Well, let me tell you, you are missing a fabulous opportunity for some primary market research. Research that will answer any of the following questions:

·         Why did you decide to get your degree from XYZ University?

·         Was cost an issue to you?

·         Who influenced you in your decision to attend our school?

·         Have you had a good experience while attending classes here?

·         What were your expectations when you first started and what are they today?

·         Is there anything specific that you can tell me that made our institution stand out in your mind when looking for a (degree completion, advanced degree) program?

Imagine what you could do with all of that information! Say a majority of the students reference location as a key motivator. If there are a few students who have that point of view, I guarantee there are others who have the same issue. What if they say "fear" was a roadblock to going back to school. Fear of failing. Fear that they will be the oldest person in the class. Fear of not having enough time for work, class, family and hobbies. Ask them how they conquered their fear. Learn from them.

As with direct marketing, each mailing is a new test. What are you testing? If you don't know the answers to the above questions (and those are the tip of the iceberg) you have NO idea how to market your institution. Ask, learn, grow, test new ideas. That's what direct marketing is all about. The ability to test new ideas, new thoughts, new markets. But without a sound basis for the testing you're just wasting dollars and time.

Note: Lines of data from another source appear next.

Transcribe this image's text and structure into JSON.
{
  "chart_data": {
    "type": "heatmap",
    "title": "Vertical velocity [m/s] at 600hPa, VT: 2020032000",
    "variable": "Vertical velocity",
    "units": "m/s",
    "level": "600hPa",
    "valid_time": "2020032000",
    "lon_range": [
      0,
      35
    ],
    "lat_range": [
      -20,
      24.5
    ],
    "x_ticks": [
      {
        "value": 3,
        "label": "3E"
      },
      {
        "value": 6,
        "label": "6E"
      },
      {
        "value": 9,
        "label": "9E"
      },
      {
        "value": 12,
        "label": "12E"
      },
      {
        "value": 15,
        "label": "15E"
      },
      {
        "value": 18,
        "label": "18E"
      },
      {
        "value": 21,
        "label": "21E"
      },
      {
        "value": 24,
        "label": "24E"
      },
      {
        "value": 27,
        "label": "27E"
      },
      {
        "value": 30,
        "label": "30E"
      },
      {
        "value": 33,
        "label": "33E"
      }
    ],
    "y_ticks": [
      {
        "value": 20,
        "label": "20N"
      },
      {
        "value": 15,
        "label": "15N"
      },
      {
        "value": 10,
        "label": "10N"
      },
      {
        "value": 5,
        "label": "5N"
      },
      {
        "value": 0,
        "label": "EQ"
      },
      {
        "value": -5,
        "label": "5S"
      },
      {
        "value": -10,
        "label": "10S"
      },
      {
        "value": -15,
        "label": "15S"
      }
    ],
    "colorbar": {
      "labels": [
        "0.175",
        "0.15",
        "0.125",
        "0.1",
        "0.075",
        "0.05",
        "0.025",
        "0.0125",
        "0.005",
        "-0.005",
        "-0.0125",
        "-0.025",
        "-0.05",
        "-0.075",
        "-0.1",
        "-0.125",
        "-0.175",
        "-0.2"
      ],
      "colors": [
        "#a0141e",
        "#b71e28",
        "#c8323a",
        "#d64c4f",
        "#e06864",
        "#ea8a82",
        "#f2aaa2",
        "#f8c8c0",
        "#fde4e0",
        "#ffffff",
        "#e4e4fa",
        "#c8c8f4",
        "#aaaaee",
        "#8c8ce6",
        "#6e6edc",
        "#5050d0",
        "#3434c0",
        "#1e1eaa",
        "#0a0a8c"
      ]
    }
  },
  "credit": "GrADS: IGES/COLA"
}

Focus on learning as much as you can about your audience, not only demographically but also psychographically. Get out of your office. Walk around campus, set up a routine EACH semester to visit at least three different adult education classes and talk to the students. If you feel up to it and have the budget (ok, stop laughing now) invite a class to dinner on marketing. A small investment in a few meals will reap huge rewards with marketing success.
Contact for more information on how to identify and reach your target markets.

Tuesday, January 29, 2013

Content Marketing in Higher Education

Content Marketing is the latest trend in marketing. You build content based on your prospective audience and then find the audience to drive to the content. That sounds simple, yet it's not. What is included in Content Marketing? Well, basically everthing you do to market your College or Univeristy. Direct mail, e-mail, website, blogs, FAQ's, billboards, newspaper/radio/television/cable ads all contribute to the overall marketing of your Content. The difficulty with Content Marketing is that the content must constanly change, be updated, be new, and most institutions aren't very good at keeping things fresh. New videos of campus, new blogs from either marketing or the world of academia you are promoting.

Imagine a blog(s) sorted by field of study, written by not only professors (I know, thats a major topic in and of itself) but by students in the program. Maybe a video of a "fun" class. Lab work. An experiment where something blows up! You never know what might peek someone's interest.

Transform those blogs into copy for the school website. Include them in a direct mail/e-mail campaign to promote attending YOUR institutaion. So, what is content marketing in reality? Nothing more than a well coordinated effort to promote your institution to prospective students. The difficulty is, your prospect pool is so diverse, you need massive amounts of content to fill that need. Yet, by providing content on Education, Pre-Med, Psychology, Computer Science, Liberal Arts you are finding ways to promote all you have available, on a unique/personalized platform.

Imagine, sending out an e-mail campaign to prospective degree completion prospects, with a list of potential programs for them to consider. Each e-mail lists the degrees with a link to a unique landing page (yes, 10 programs mean 10 landing pages) but each is tailored to a specific degree program. Then once they fill out the form (keep it short), send them to an information/welcome page for that program, then to the admissions site to apply.

All of this is content driven, focused and uniquely yours to implement for YOUR institution. Content Marketing is not easy, but can be HIGHLY successful if implemented correctly.